The 2012 sugarcane harvest and milling season is running at peak production levels and farmers and millers are rushing to bring in the crop, but cane researchers methodically continue to look for ways to lessen the impact and possibly eliminate the need for field burning.
Ryan Viator, a sugarcane researcher with the United States Department of Agriculture Research Station in Houma, said quick cane growth after the crop has been harvested is vital for producing a profitable sugarcane crop in Louisiana.
"Leaving cold, wet mulch on top of the soil delays plant sprout emergence by two weeks and farmers could lose ten to 35 percent of the crop during that time without mulch removal,” Viator said. "That’s critical when you only have a nine month growing season.”
Viator said he and other researchers continue to look for an economically viable way to remove cane mulch from the fields but nothing yet has proven to be sustainable.
"We have conducted at least ten experiments every season for the last ten years looking at ways to mitigate the effects of cane mulch,” Viator said. "We’re looking at mechanical removal methods and studying new varieties of cane that can tolerate mulch and emerge from the ground without tonnage loss.
"We’ve been growing cane in Louisiana for 218 years and we’ve figured out the best way to grow and harvest cane, but we’re still searching for ways to reduce or eliminate field burning”

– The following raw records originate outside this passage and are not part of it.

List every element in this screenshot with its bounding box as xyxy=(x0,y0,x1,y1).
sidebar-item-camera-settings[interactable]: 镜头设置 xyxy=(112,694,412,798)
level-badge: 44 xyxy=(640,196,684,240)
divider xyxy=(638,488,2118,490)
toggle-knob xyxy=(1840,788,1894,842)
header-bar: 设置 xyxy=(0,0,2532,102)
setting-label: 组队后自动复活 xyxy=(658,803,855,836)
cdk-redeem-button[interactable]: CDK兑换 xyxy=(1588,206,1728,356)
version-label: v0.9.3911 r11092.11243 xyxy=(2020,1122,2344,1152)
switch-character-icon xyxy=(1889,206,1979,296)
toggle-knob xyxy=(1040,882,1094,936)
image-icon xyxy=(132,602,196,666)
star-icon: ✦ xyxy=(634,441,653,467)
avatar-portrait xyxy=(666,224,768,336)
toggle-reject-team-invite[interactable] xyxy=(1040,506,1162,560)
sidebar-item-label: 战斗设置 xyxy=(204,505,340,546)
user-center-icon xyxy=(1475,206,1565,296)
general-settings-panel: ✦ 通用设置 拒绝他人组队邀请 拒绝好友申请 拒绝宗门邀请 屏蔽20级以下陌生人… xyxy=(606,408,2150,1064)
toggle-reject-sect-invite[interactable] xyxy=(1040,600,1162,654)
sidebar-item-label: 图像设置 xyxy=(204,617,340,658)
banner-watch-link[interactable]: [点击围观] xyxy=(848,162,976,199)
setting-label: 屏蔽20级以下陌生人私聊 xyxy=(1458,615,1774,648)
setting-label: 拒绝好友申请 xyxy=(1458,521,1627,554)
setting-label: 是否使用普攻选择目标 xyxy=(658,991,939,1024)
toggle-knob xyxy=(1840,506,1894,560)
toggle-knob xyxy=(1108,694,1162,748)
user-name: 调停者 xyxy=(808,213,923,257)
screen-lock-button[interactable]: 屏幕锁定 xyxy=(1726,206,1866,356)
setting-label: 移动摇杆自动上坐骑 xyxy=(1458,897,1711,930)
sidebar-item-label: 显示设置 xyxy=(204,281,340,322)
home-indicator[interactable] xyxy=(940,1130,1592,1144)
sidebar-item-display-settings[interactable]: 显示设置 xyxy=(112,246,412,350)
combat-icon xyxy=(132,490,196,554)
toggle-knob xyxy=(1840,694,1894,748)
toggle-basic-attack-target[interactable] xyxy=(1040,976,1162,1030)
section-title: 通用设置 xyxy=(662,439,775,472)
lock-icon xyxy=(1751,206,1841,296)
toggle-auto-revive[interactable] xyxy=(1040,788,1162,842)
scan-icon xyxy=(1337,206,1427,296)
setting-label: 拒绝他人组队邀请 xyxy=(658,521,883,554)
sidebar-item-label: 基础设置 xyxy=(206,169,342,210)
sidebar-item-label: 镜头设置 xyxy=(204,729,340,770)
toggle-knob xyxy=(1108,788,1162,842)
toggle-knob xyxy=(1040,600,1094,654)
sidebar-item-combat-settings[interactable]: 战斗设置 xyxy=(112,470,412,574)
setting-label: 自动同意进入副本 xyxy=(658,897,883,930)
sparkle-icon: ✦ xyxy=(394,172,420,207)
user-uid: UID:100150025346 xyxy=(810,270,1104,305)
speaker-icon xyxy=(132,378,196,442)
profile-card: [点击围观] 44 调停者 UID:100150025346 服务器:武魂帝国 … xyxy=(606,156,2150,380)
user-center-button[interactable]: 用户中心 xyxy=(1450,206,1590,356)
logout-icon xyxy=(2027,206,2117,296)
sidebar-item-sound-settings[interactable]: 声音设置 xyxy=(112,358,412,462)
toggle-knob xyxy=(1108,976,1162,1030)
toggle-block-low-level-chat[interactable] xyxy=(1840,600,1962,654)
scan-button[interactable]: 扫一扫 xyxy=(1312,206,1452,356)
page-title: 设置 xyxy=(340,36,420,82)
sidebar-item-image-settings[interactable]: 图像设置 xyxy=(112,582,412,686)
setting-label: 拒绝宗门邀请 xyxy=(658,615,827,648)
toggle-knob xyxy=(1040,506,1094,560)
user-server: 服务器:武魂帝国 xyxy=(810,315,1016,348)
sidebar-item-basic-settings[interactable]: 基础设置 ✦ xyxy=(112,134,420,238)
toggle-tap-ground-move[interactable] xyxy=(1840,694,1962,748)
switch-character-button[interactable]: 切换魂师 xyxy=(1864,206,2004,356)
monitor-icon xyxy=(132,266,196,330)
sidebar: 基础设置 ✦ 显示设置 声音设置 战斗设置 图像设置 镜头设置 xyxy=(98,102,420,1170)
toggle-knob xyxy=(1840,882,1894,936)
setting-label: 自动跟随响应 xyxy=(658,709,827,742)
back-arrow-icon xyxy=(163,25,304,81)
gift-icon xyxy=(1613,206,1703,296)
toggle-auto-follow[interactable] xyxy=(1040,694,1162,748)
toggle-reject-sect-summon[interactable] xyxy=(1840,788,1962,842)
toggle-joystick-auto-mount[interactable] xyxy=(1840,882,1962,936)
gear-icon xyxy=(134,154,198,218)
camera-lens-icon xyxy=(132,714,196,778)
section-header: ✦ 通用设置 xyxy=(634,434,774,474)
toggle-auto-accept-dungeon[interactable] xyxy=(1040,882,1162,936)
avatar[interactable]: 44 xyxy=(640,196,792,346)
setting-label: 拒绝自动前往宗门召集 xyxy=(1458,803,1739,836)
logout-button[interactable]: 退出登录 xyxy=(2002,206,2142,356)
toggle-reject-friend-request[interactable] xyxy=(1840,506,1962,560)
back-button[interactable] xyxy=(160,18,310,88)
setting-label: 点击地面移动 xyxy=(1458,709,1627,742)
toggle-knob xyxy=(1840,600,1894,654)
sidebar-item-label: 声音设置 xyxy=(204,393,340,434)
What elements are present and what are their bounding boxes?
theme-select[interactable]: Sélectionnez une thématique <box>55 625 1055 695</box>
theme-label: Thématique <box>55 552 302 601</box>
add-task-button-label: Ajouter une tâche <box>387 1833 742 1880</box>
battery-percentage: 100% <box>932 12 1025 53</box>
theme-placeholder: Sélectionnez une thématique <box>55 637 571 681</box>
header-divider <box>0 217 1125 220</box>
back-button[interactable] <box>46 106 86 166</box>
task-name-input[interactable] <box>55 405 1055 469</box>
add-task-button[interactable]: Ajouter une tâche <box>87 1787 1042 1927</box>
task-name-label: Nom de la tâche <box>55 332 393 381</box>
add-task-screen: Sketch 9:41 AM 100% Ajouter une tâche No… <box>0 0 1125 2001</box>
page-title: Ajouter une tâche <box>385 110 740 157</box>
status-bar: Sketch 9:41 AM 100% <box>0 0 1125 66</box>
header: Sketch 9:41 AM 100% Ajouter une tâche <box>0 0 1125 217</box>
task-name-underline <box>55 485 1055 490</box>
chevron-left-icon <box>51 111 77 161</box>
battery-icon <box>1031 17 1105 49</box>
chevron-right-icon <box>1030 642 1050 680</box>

"Field burning removes all post-harvest trash left on the soil surface,” said Windell Jackson, American Sugar Cane League. "Leaving the cut sugarcane leaves to compost on the ground prevents the sun from heating up the soil. Leaving mulch in the field keeps the soil damp and promotes fungus and other plant disease growth – diseases that damage and kill the sugarcane root. The sugarcane plant needs early growth. Remember, we’re growing a tropical plant in a sub-tropical zone, so that’s very important.”
Jackson said that farmers can grow up to four crops of sugarcane from one planting.
"The sugarcane stalk that we planted last year will continue to grow for several years,” Jackson said. "Sugarcane is really a tropical grass, and while the surface grass may die over the winter, the roots go dormant and sprout again when the soil temperature rises.”
"You’ve got to take advantage of every opportunity to ensure the next crop has a good head start,” said Wallace Ellender, a Terrebonne Parish sugarcane farmer.
Ellender said modern harvesters cut the sugarcane stalk into eight-inch pieces called billets.
"As much as 8,000 to 16,000 pounds of mulch per acre is left on top of the soil after the cane has been harvested,” Ellender said. "It’s very expensive to remove the mulch by mechanical means, but it’s crucial to the health of the future sugarcane plant to remove the trash as soon as possible.”
But sugarcane farmers want to be good neighbors and are mindful that Louisiana communities are growing and expanding into rural areas that were once sugarcane fields, Ellender said.
"We don’t burn cane fields near hospitals, nursing homes and schools when students are present.” Ellender said. "We remove the mulch from those fields by mechanical methods. It costs us a little more but we’re trying to make sure patients aren’t disturbed.”
Modern farmers have also ended some burning practices that were once common on the farm, Ellender added.
"Our grandfathers used to burn everything, but we’ve stopped a lot of indiscriminate burning,” Ellender said. "We won’t burn a field if we know we’re not going to re-plant that acreage next year, and we don’t burn fallow fields either.”
Ken Gravois, a sugarcane researcher with the LSU AgCenter, said his agency developed burning protocols in conjunction with the Louisiana Department of Agriculture and Forestry to minimize the impact of field burning to the public.
The course teaches farmers about safety, the best time to burn, fire behavior and other burn management techniques.
"It’s strongly recommended that farmers and their employees be certified by the state as a ‘Certified Prescribed Burn Manager’ and only burn when the weather conditions are safe,” Gravois said.
Area doctors say it’s unfortunate that the sugarcane harvest and the accompanying field burning practices occur at the height of ragweed season in Louisiana.
Dr. Chad Simon, an ear, nose and throat specialist who practices in the Thibodaux-Houma area with the Hagan Beyer Clinic, said field smoke aggravates allergy symptoms but is not always the scapegoat cause of respiratory illness.
"There’s no doubt that sugarcane smoke is an irritant and can aggravate the symptoms of allergy sufferers,” Simon said. "The symptoms are very similar, but the disease process is different. Unfortunately, cane burning season coincides with ragweed season, so we're seeing a lot of both, and a lot of the time, even we can't figure out which is which immediately.”
Dr. Simon offered these suggestions to Sugar Belt residents to minimize smoke effects on their respiratory systems:
– Stay indoors if possible during ragweed season and the peak sugarcane field burning hours of 10 a.m. – 4 p.m.
– Use a sinus rinse to keep sinuses healthy. Pre-package sinus rinses are available at your local pharmacy.
– If the sinus wash doesn’t help your symptoms, consider visiting your doctor.
Information on the controlled burn procedures may be found at the LSU AgCenter website.